Né en 1955 à Jalalaqsi, dans la région centrale de Hiran, Hassan Cheikh Mohamoud est, comme le président sortant Sharif Cheikh Ahmed qu'il a battu à plate couture lundi soir, issu du puissant clan des Hawiye, majoritaire dans la capitale Mogadiscio.

Selon le site internet du Parti politique qu'il a créé l'an dernier, le Parti paix et développement, le nouveau président de la Somalie a derrière lui deux décennies d'expérience dans le monde de l'éducation et, comme chercheur, dans la résolution des conflits.

Le SIMAD a été fondé pour doter de gestionnaires et de cadres administratifs une Somalie ravagée depuis le départ de Siad Barre par des conflits claniques, des insurrections, un état de guerre civile qui ont empêché la reconstruction d'institutions solides et d'une autorité étatique stable et effective.

A son C.V. figurent des collaborations avec le Fonds des Nations unies pour l'enfance (Unicef), avec lequel il a travaillé dans son pays dans les premières années de l'effondrement de l'Etat somalien.

En 2009, il co-écrivait un rapport pour le Programme des Nations unies pour le Développement (PNUD), dans lequel il soulignait l'importance de la massive mais fragmentée diaspora somalienne et plaidait pour qu'elle joue un rôle plus "systématique" dans la construction de la paix. Une diaspora à laquelle, à l'inverse de nombreux hommes politiques somaliens, il n'appartient pas.

Le nouveau président n'a jamais été ni ministre ni, jusqu'à ces dernières semaines, député.

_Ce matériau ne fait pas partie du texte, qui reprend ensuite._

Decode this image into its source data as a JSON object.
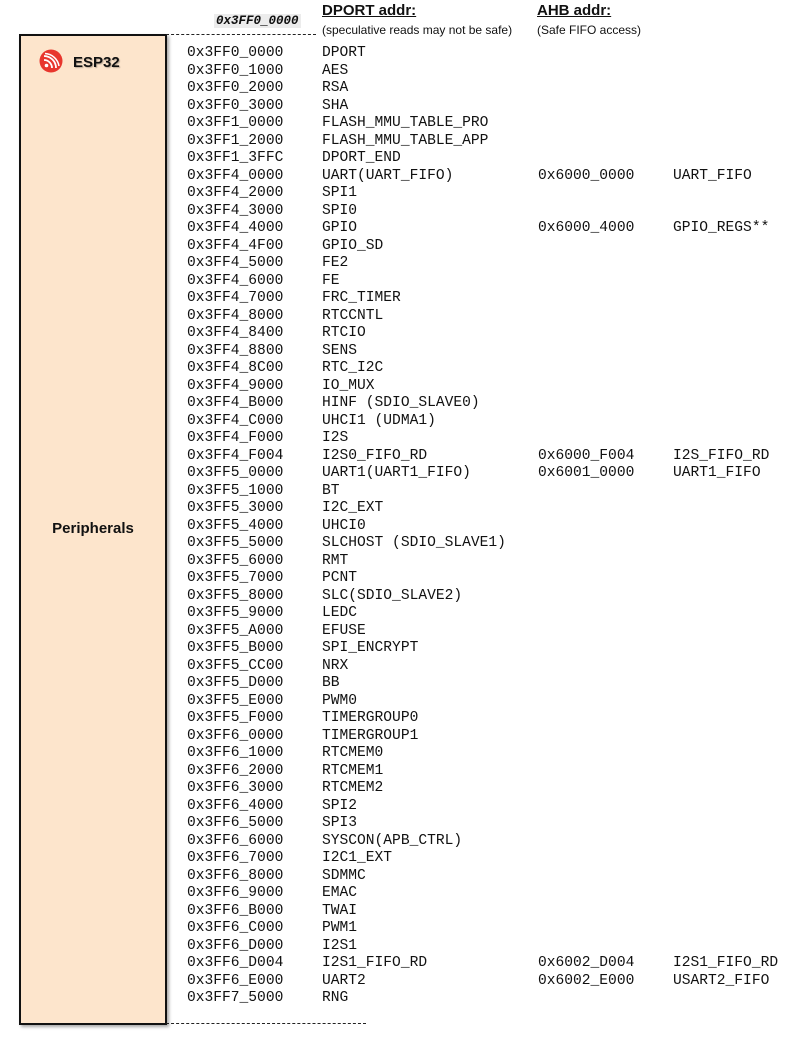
{
  "chip": {
    "label": "ESP32",
    "logo": "espressif-logo"
  },
  "region_label": "Peripherals",
  "start_address": "0x3FF0_0000",
  "headers": {
    "dport": {
      "title": "DPORT addr:",
      "note": "(speculative reads may not be safe)"
    },
    "ahb": {
      "title": "AHB addr:",
      "note": "(Safe FIFO access)"
    }
  },
  "rows": [
    {
      "addr": "0x3FF0_0000",
      "name": "DPORT"
    },
    {
      "addr": "0x3FF0_1000",
      "name": "AES"
    },
    {
      "addr": "0x3FF0_2000",
      "name": "RSA"
    },
    {
      "addr": "0x3FF0_3000",
      "name": "SHA"
    },
    {
      "addr": "0x3FF1_0000",
      "name": "FLASH_MMU_TABLE_PRO"
    },
    {
      "addr": "0x3FF1_2000",
      "name": "FLASH_MMU_TABLE_APP"
    },
    {
      "addr": "0x3FF1_3FFC",
      "name": "DPORT_END"
    },
    {
      "addr": "0x3FF4_0000",
      "name": "UART(UART_FIFO)",
      "ahb_addr": "0x6000_0000",
      "ahb_name": "UART_FIFO"
    },
    {
      "addr": "0x3FF4_2000",
      "name": "SPI1"
    },
    {
      "addr": "0x3FF4_3000",
      "name": "SPI0"
    },
    {
      "addr": "0x3FF4_4000",
      "name": "GPIO",
      "ahb_addr": "0x6000_4000",
      "ahb_name": "GPIO_REGS**"
    },
    {
      "addr": "0x3FF4_4F00",
      "name": "GPIO_SD"
    },
    {
      "addr": "0x3FF4_5000",
      "name": "FE2"
    },
    {
      "addr": "0x3FF4_6000",
      "name": "FE"
    },
    {
      "addr": "0x3FF4_7000",
      "name": "FRC_TIMER"
    },
    {
      "addr": "0x3FF4_8000",
      "name": "RTCCNTL"
    },
    {
      "addr": "0x3FF4_8400",
      "name": "RTCIO"
    },
    {
      "addr": "0x3FF4_8800",
      "name": "SENS"
    },
    {
      "addr": "0x3FF4_8C00",
      "name": "RTC_I2C"
    },
    {
      "addr": "0x3FF4_9000",
      "name": "IO_MUX"
    },
    {
      "addr": "0x3FF4_B000",
      "name": "HINF (SDIO_SLAVE0)"
    },
    {
      "addr": "0x3FF4_C000",
      "name": "UHCI1 (UDMA1)"
    },
    {
      "addr": "0x3FF4_F000",
      "name": "I2S"
    },
    {
      "addr": "0x3FF4_F004",
      "name": "I2S0_FIFO_RD",
      "ahb_addr": "0x6000_F004",
      "ahb_name": "I2S_FIFO_RD"
    },
    {
      "addr": "0x3FF5_0000",
      "name": "UART1(UART1_FIFO)",
      "ahb_addr": "0x6001_0000",
      "ahb_name": "UART1_FIFO"
    },
    {
      "addr": "0x3FF5_1000",
      "name": "BT"
    },
    {
      "addr": "0x3FF5_3000",
      "name": "I2C_EXT"
    },
    {
      "addr": "0x3FF5_4000",
      "name": "UHCI0"
    },
    {
      "addr": "0x3FF5_5000",
      "name": "SLCHOST (SDIO_SLAVE1)"
    },
    {
      "addr": "0x3FF5_6000",
      "name": "RMT"
    },
    {
      "addr": "0x3FF5_7000",
      "name": "PCNT"
    },
    {
      "addr": "0x3FF5_8000",
      "name": "SLC(SDIO_SLAVE2)"
    },
    {
      "addr": "0x3FF5_9000",
      "name": "LEDC"
    },
    {
      "addr": "0x3FF5_A000",
      "name": "EFUSE"
    },
    {
      "addr": "0x3FF5_B000",
      "name": "SPI_ENCRYPT"
    },
    {
      "addr": "0x3FF5_CC00",
      "name": "NRX"
    },
    {
      "addr": "0x3FF5_D000",
      "name": "BB"
    },
    {
      "addr": "0x3FF5_E000",
      "name": "PWM0"
    },
    {
      "addr": "0x3FF5_F000",
      "name": "TIMERGROUP0"
    },
    {
      "addr": "0x3FF6_0000",
      "name": "TIMERGROUP1"
    },
    {
      "addr": "0x3FF6_1000",
      "name": "RTCMEM0"
    },
    {
      "addr": "0x3FF6_2000",
      "name": "RTCMEM1"
    },
    {
      "addr": "0x3FF6_3000",
      "name": "RTCMEM2"
    },
    {
      "addr": "0x3FF6_4000",
      "name": "SPI2"
    },
    {
      "addr": "0x3FF6_5000",
      "name": "SPI3"
    },
    {
      "addr": "0x3FF6_6000",
      "name": "SYSCON(APB_CTRL)"
    },
    {
      "addr": "0x3FF6_7000",
      "name": "I2C1_EXT"
    },
    {
      "addr": "0x3FF6_8000",
      "name": "SDMMC"
    },
    {
      "addr": "0x3FF6_9000",
      "name": "EMAC"
    },
    {
      "addr": "0x3FF6_B000",
      "name": "TWAI"
    },
    {
      "addr": "0x3FF6_C000",
      "name": "PWM1"
    },
    {
      "addr": "0x3FF6_D000",
      "name": "I2S1"
    },
    {
      "addr": "0x3FF6_D004",
      "name": "I2S1_FIFO_RD",
      "ahb_addr": "0x6002_D004",
      "ahb_name": "I2S1_FIFO_RD"
    },
    {
      "addr": "0x3FF6_E000",
      "name": "UART2",
      "ahb_addr": "0x6002_E000",
      "ahb_name": "USART2_FIFO"
    },
    {
      "addr": "0x3FF7_5000",
      "name": "RNG"
    }
  ]
}
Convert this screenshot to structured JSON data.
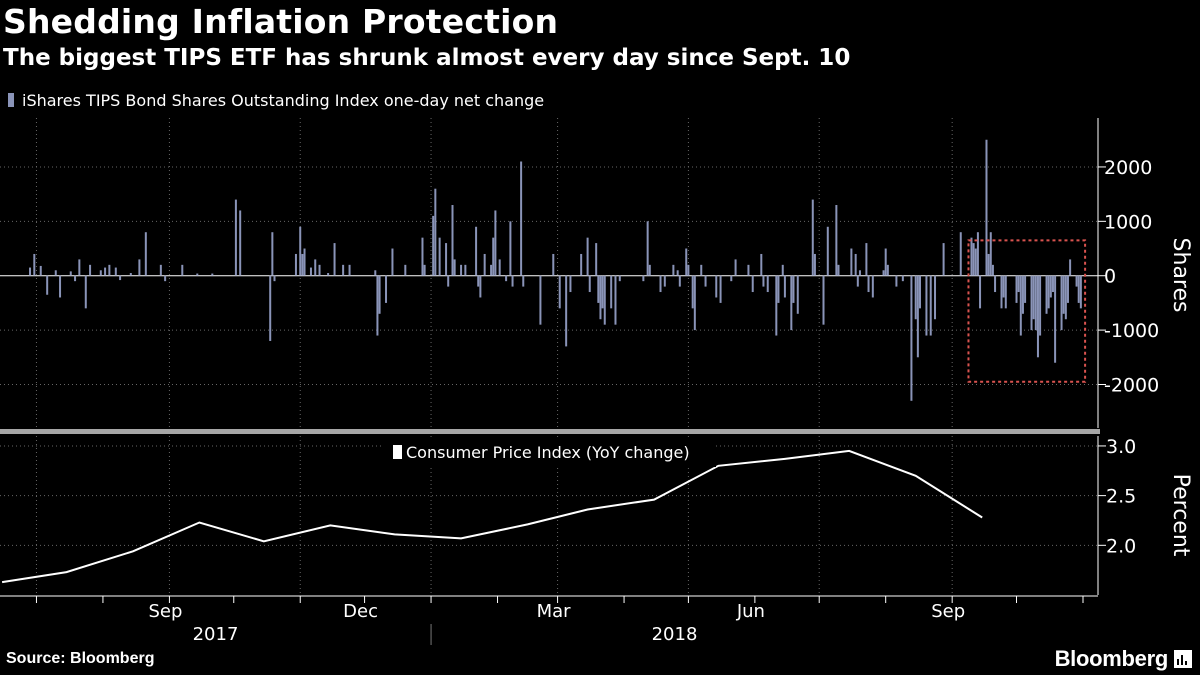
{
  "header": {
    "title": "Shedding Inflation Protection",
    "subtitle": "The biggest TIPS ETF has shrunk almost every day since Sept. 10"
  },
  "footer": {
    "source": "Source: Bloomberg",
    "brand": "Bloomberg"
  },
  "colors": {
    "background": "#000000",
    "bars": "#8a94b8",
    "cpi_line": "#ffffff",
    "highlight_box": "#d9534f",
    "grid": "#666666"
  },
  "chart_data": [
    {
      "type": "bar",
      "legend": "iShares TIPS Bond Shares Outstanding Index one-day net change",
      "legend_placement": "top-left",
      "ylabel": "Shares",
      "yticks": [
        2000,
        1000,
        0,
        -1000,
        -2000
      ],
      "ytick_labels": [
        "2000",
        "1000",
        "0",
        "-1000",
        "-2000"
      ],
      "ylim": [
        -2800,
        2900
      ],
      "grid": true,
      "highlight": {
        "from": "2018-09-10",
        "to": "2018-10-12",
        "ymin": -1950,
        "ymax": 650
      },
      "series": [
        {
          "values": [
            [
              "2017-06-28",
              150
            ],
            [
              "2017-06-30",
              400
            ],
            [
              "2017-07-03",
              180
            ],
            [
              "2017-07-06",
              -350
            ],
            [
              "2017-07-10",
              100
            ],
            [
              "2017-07-12",
              -400
            ],
            [
              "2017-07-17",
              80
            ],
            [
              "2017-07-19",
              -100
            ],
            [
              "2017-07-21",
              300
            ],
            [
              "2017-07-24",
              -600
            ],
            [
              "2017-07-26",
              200
            ],
            [
              "2017-07-31",
              100
            ],
            [
              "2017-08-02",
              150
            ],
            [
              "2017-08-04",
              200
            ],
            [
              "2017-08-07",
              150
            ],
            [
              "2017-08-09",
              -80
            ],
            [
              "2017-08-14",
              50
            ],
            [
              "2017-08-18",
              300
            ],
            [
              "2017-08-21",
              800
            ],
            [
              "2017-08-28",
              200
            ],
            [
              "2017-08-30",
              -100
            ],
            [
              "2017-09-07",
              200
            ],
            [
              "2017-09-14",
              40
            ],
            [
              "2017-09-21",
              40
            ],
            [
              "2017-10-02",
              1400
            ],
            [
              "2017-10-04",
              1200
            ],
            [
              "2017-10-18",
              -1200
            ],
            [
              "2017-10-19",
              800
            ],
            [
              "2017-10-20",
              -100
            ],
            [
              "2017-10-30",
              400
            ],
            [
              "2017-11-01",
              900
            ],
            [
              "2017-11-02",
              400
            ],
            [
              "2017-11-03",
              500
            ],
            [
              "2017-11-06",
              150
            ],
            [
              "2017-11-08",
              300
            ],
            [
              "2017-11-10",
              200
            ],
            [
              "2017-11-14",
              50
            ],
            [
              "2017-11-17",
              600
            ],
            [
              "2017-11-21",
              200
            ],
            [
              "2017-11-24",
              200
            ],
            [
              "2017-12-06",
              100
            ],
            [
              "2017-12-07",
              -1100
            ],
            [
              "2017-12-08",
              -700
            ],
            [
              "2017-12-11",
              -500
            ],
            [
              "2017-12-14",
              500
            ],
            [
              "2017-12-20",
              200
            ],
            [
              "2017-12-28",
              700
            ],
            [
              "2017-12-29",
              200
            ],
            [
              "2018-01-02",
              1100
            ],
            [
              "2018-01-03",
              1600
            ],
            [
              "2018-01-05",
              700
            ],
            [
              "2018-01-08",
              600
            ],
            [
              "2018-01-09",
              -200
            ],
            [
              "2018-01-11",
              1300
            ],
            [
              "2018-01-12",
              300
            ],
            [
              "2018-01-15",
              200
            ],
            [
              "2018-01-17",
              200
            ],
            [
              "2018-01-22",
              900
            ],
            [
              "2018-01-23",
              -200
            ],
            [
              "2018-01-24",
              -400
            ],
            [
              "2018-01-26",
              400
            ],
            [
              "2018-01-29",
              200
            ],
            [
              "2018-01-30",
              700
            ],
            [
              "2018-01-31",
              1200
            ],
            [
              "2018-02-02",
              300
            ],
            [
              "2018-02-05",
              -100
            ],
            [
              "2018-02-07",
              1000
            ],
            [
              "2018-02-08",
              -200
            ],
            [
              "2018-02-12",
              2100
            ],
            [
              "2018-02-13",
              -200
            ],
            [
              "2018-02-21",
              -900
            ],
            [
              "2018-02-27",
              400
            ],
            [
              "2018-03-02",
              -600
            ],
            [
              "2018-03-05",
              -1300
            ],
            [
              "2018-03-07",
              -300
            ],
            [
              "2018-03-12",
              400
            ],
            [
              "2018-03-15",
              700
            ],
            [
              "2018-03-16",
              -300
            ],
            [
              "2018-03-19",
              600
            ],
            [
              "2018-03-20",
              -500
            ],
            [
              "2018-03-21",
              -800
            ],
            [
              "2018-03-22",
              -600
            ],
            [
              "2018-03-23",
              -900
            ],
            [
              "2018-03-26",
              -600
            ],
            [
              "2018-03-28",
              -900
            ],
            [
              "2018-03-30",
              -100
            ],
            [
              "2018-04-10",
              -100
            ],
            [
              "2018-04-12",
              1000
            ],
            [
              "2018-04-13",
              200
            ],
            [
              "2018-04-18",
              -300
            ],
            [
              "2018-04-20",
              -200
            ],
            [
              "2018-04-24",
              200
            ],
            [
              "2018-04-26",
              100
            ],
            [
              "2018-04-27",
              -200
            ],
            [
              "2018-04-30",
              500
            ],
            [
              "2018-05-01",
              200
            ],
            [
              "2018-05-03",
              -600
            ],
            [
              "2018-05-04",
              -1000
            ],
            [
              "2018-05-07",
              200
            ],
            [
              "2018-05-09",
              -200
            ],
            [
              "2018-05-14",
              -400
            ],
            [
              "2018-05-16",
              -500
            ],
            [
              "2018-05-21",
              -100
            ],
            [
              "2018-05-23",
              300
            ],
            [
              "2018-05-29",
              200
            ],
            [
              "2018-05-31",
              -300
            ],
            [
              "2018-06-04",
              400
            ],
            [
              "2018-06-05",
              -200
            ],
            [
              "2018-06-07",
              -300
            ],
            [
              "2018-06-11",
              -1100
            ],
            [
              "2018-06-12",
              -500
            ],
            [
              "2018-06-14",
              200
            ],
            [
              "2018-06-15",
              -400
            ],
            [
              "2018-06-18",
              -1000
            ],
            [
              "2018-06-19",
              -500
            ],
            [
              "2018-06-21",
              -700
            ],
            [
              "2018-06-28",
              1400
            ],
            [
              "2018-06-29",
              400
            ],
            [
              "2018-07-03",
              -900
            ],
            [
              "2018-07-05",
              900
            ],
            [
              "2018-07-09",
              1300
            ],
            [
              "2018-07-10",
              200
            ],
            [
              "2018-07-16",
              500
            ],
            [
              "2018-07-18",
              400
            ],
            [
              "2018-07-19",
              -200
            ],
            [
              "2018-07-20",
              100
            ],
            [
              "2018-07-23",
              600
            ],
            [
              "2018-07-24",
              -300
            ],
            [
              "2018-07-26",
              -400
            ],
            [
              "2018-07-31",
              100
            ],
            [
              "2018-08-01",
              500
            ],
            [
              "2018-08-02",
              200
            ],
            [
              "2018-08-06",
              -200
            ],
            [
              "2018-08-09",
              -100
            ],
            [
              "2018-08-13",
              -2300
            ],
            [
              "2018-08-15",
              -800
            ],
            [
              "2018-08-16",
              -1500
            ],
            [
              "2018-08-17",
              -600
            ],
            [
              "2018-08-20",
              -1100
            ],
            [
              "2018-08-22",
              -1100
            ],
            [
              "2018-08-24",
              -800
            ],
            [
              "2018-08-28",
              600
            ],
            [
              "2018-09-05",
              800
            ],
            [
              "2018-09-10",
              700
            ],
            [
              "2018-09-11",
              600
            ],
            [
              "2018-09-12",
              500
            ],
            [
              "2018-09-13",
              800
            ],
            [
              "2018-09-14",
              -600
            ],
            [
              "2018-09-17",
              2500
            ],
            [
              "2018-09-18",
              400
            ],
            [
              "2018-09-19",
              800
            ],
            [
              "2018-09-20",
              200
            ],
            [
              "2018-09-21",
              -300
            ],
            [
              "2018-09-24",
              -600
            ],
            [
              "2018-09-25",
              -400
            ],
            [
              "2018-09-26",
              -600
            ],
            [
              "2018-10-01",
              -500
            ],
            [
              "2018-10-02",
              -300
            ],
            [
              "2018-10-03",
              -1100
            ],
            [
              "2018-10-04",
              -700
            ],
            [
              "2018-10-05",
              -500
            ],
            [
              "2018-10-08",
              -1000
            ],
            [
              "2018-10-09",
              -800
            ],
            [
              "2018-10-10",
              -1000
            ],
            [
              "2018-10-11",
              -1500
            ],
            [
              "2018-10-12",
              -1100
            ],
            [
              "2018-10-15",
              -700
            ],
            [
              "2018-10-16",
              -600
            ],
            [
              "2018-10-17",
              -400
            ],
            [
              "2018-10-18",
              -300
            ],
            [
              "2018-10-19",
              -1600
            ],
            [
              "2018-10-22",
              -1000
            ],
            [
              "2018-10-23",
              -700
            ],
            [
              "2018-10-24",
              -800
            ],
            [
              "2018-10-25",
              -500
            ],
            [
              "2018-10-26",
              300
            ],
            [
              "2018-10-29",
              -200
            ],
            [
              "2018-10-30",
              -500
            ],
            [
              "2018-10-31",
              -600
            ]
          ]
        }
      ]
    },
    {
      "type": "line",
      "legend": "Consumer Price Index (YoY change)",
      "legend_placement": "top-center",
      "ylabel": "Percent",
      "yticks": [
        3.0,
        2.5,
        2.0
      ],
      "ytick_labels": [
        "3.0",
        "2.5",
        "2.0"
      ],
      "ylim": [
        1.5,
        3.1
      ],
      "grid": true,
      "series": [
        {
          "values": [
            [
              "2017-06-15",
              1.63
            ],
            [
              "2017-07-15",
              1.73
            ],
            [
              "2017-08-15",
              1.94
            ],
            [
              "2017-09-15",
              2.23
            ],
            [
              "2017-10-15",
              2.04
            ],
            [
              "2017-11-15",
              2.2
            ],
            [
              "2017-12-15",
              2.11
            ],
            [
              "2018-01-15",
              2.07
            ],
            [
              "2018-02-15",
              2.21
            ],
            [
              "2018-03-15",
              2.36
            ],
            [
              "2018-04-15",
              2.46
            ],
            [
              "2018-05-15",
              2.8
            ],
            [
              "2018-06-15",
              2.87
            ],
            [
              "2018-07-15",
              2.95
            ],
            [
              "2018-08-15",
              2.7
            ],
            [
              "2018-09-15",
              2.28
            ]
          ]
        }
      ]
    }
  ],
  "x_axis": {
    "month_ticks": [
      {
        "date": "2017-09-01",
        "label": "Sep"
      },
      {
        "date": "2017-12-01",
        "label": "Dec"
      },
      {
        "date": "2018-03-01",
        "label": "Mar"
      },
      {
        "date": "2018-06-01",
        "label": "Jun"
      },
      {
        "date": "2018-09-01",
        "label": "Sep"
      }
    ],
    "year_labels": [
      {
        "label": "2017"
      },
      {
        "label": "2018"
      }
    ]
  }
}
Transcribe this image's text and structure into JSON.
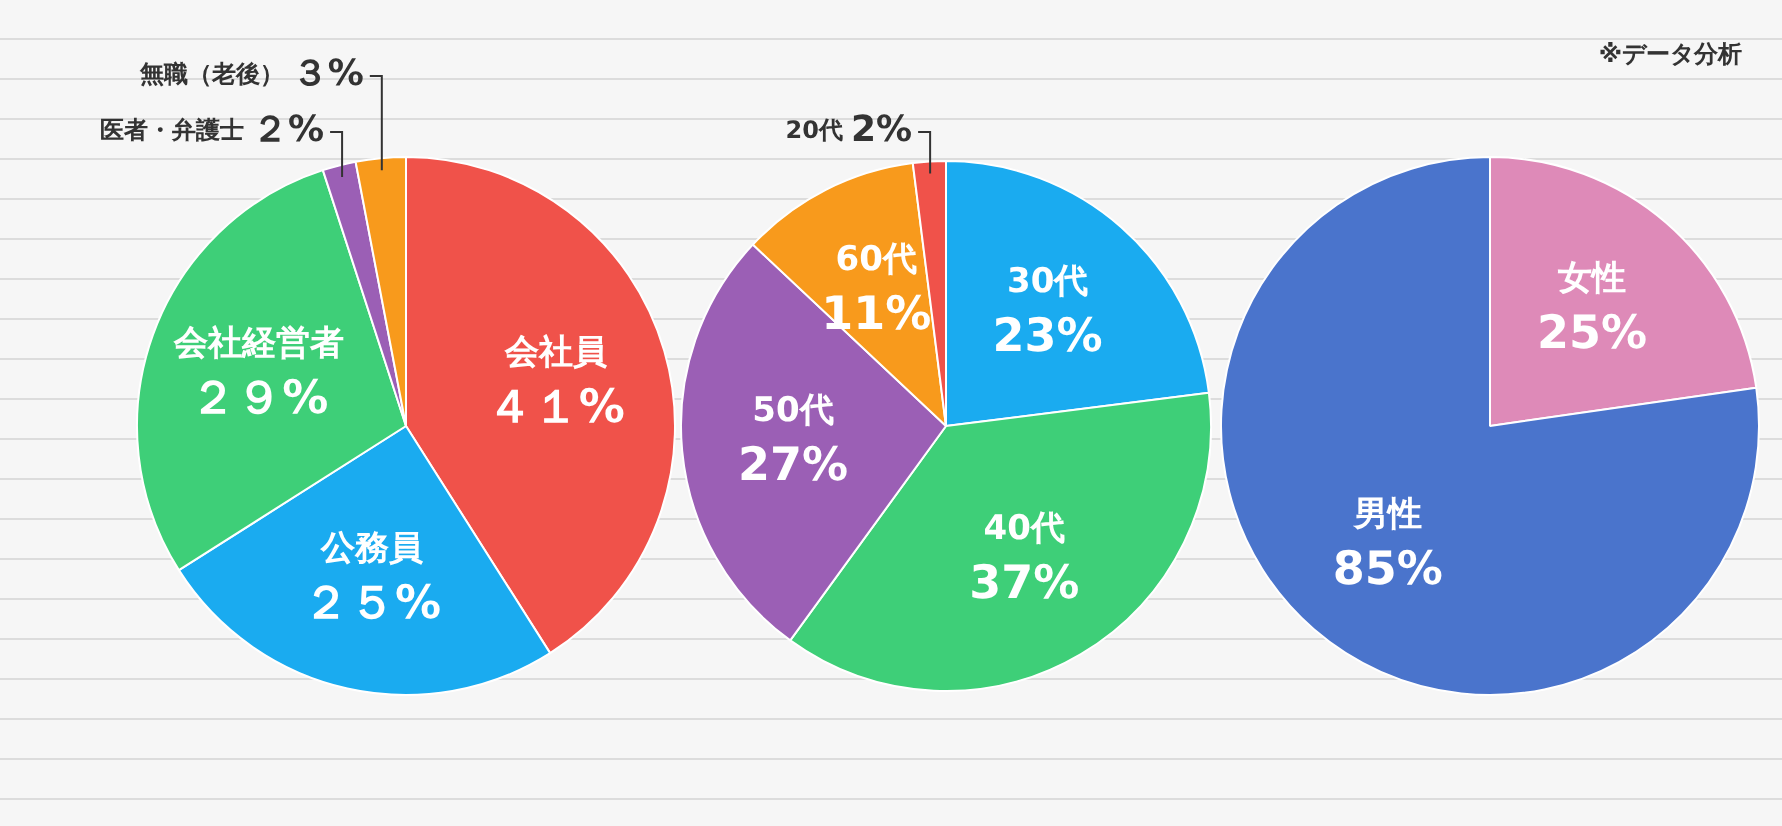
{
  "chart_data": [
    {
      "type": "pie",
      "categories": [
        "会社員",
        "公務員",
        "会社経営者",
        "医者・弁護士",
        "無職（老後）"
      ],
      "values": [
        41,
        25,
        29,
        2,
        3
      ],
      "colors": [
        "#f0524a",
        "#1aabf0",
        "#3ecf78",
        "#9b5fb5",
        "#f89a1c"
      ],
      "value_labels": [
        "４１%",
        "２５%",
        "２９%",
        "２%",
        "３%"
      ]
    },
    {
      "type": "pie",
      "categories": [
        "30代",
        "40代",
        "50代",
        "60代",
        "20代"
      ],
      "values": [
        23,
        37,
        27,
        11,
        2
      ],
      "colors": [
        "#1aabf0",
        "#3ecf78",
        "#9b5fb5",
        "#f89a1c",
        "#f0524a"
      ],
      "value_labels": [
        "23%",
        "37%",
        "27%",
        "11%",
        "2%"
      ]
    },
    {
      "type": "pie",
      "categories": [
        "女性",
        "男性"
      ],
      "values": [
        25,
        85
      ],
      "colors": [
        "#de8ab8",
        "#4a74cc"
      ],
      "value_labels": [
        "25%",
        "85%"
      ],
      "annotations": [
        "※データ分析"
      ]
    }
  ]
}
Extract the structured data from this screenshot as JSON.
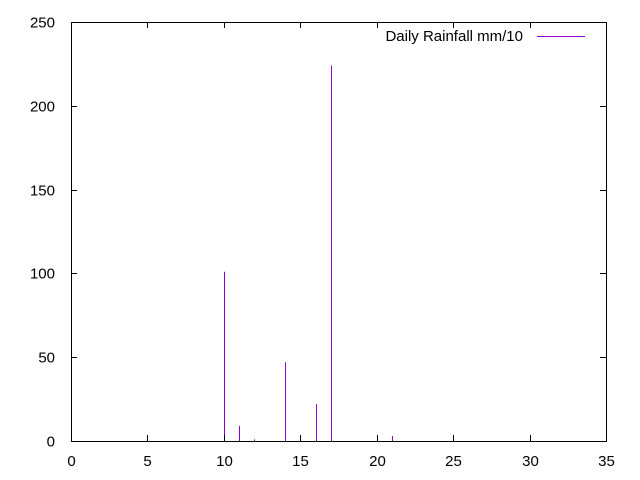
{
  "chart_data": {
    "type": "impulse",
    "title": "",
    "xlabel": "",
    "ylabel": "",
    "xlim": [
      0,
      35
    ],
    "ylim": [
      0,
      250
    ],
    "x_ticks": [
      0,
      5,
      10,
      15,
      20,
      25,
      30,
      35
    ],
    "y_ticks": [
      0,
      50,
      100,
      150,
      200,
      250
    ],
    "x_tick_labels": [
      "0",
      "5",
      "10",
      "15",
      "20",
      "25",
      "30",
      "35"
    ],
    "y_tick_labels": [
      "0",
      "50",
      "100",
      "150",
      "200",
      "250"
    ],
    "grid": false,
    "legend_position": "top-right",
    "series": [
      {
        "name": "Daily Rainfall mm/10",
        "color": "#9400d3",
        "x": [
          10,
          11,
          12,
          14,
          15,
          16,
          17,
          20,
          21
        ],
        "y": [
          101,
          9,
          1,
          47,
          1,
          22,
          224,
          1,
          3
        ]
      }
    ]
  }
}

Dans le manifeste de son parti, il affirmait son objectif de "construire une société libérée des démons du clanisme, de la peur et des conflits internes".

Selon Laura Hammond, une chercheuse britannique qui a collaboré avec le SIMAD, Hassan Cheikh Mohamoud avait réussi à "dialoguer" avec les insurgés islamistes shebab, qui, alors qu'ils chassaient de nombreuses organisations des zones sous leur contrôle, avaient permis à son institut de s'y maintenir.

Les shebab, principale insurrection du pays, ralliée à Al-Qaïda, ont subi d'importants revers militaires ces derniers mois, mais contrôlent encore d'importantes parties du sud et du centre somaliens, et restent, pour les analystes, une sérieuse menace à la paix et la stabilité du pays.

"Je pense qu'il sera un modéré," poursuivait lundi soir, juste avant l'annonce officielle de son élection, Mme Hammond, interrogée par l'AFP.

Son parti fait de lui l'architecte de la société civile somalienne, et notamment celui qui a lancé un forum de discussion devenu, au fil du temps dans la capitale somalienne Mogadiscio, "le premier espace neutre" d'expression de la population.

Difficile cependant, disent d'autres, d'encore cerner le personnage et donc de parier sur l'action politique qu'il mènera et ses capacités à remettre la Somalie en marche.

"Il reste pas mal d'inconnues, à commencer par qui est ce nouveau président, sorti un peu de nulle part il y a quelques jours et qui n'a aucune expérience politique," glissait ainsi lundi soir le diplomate occidental.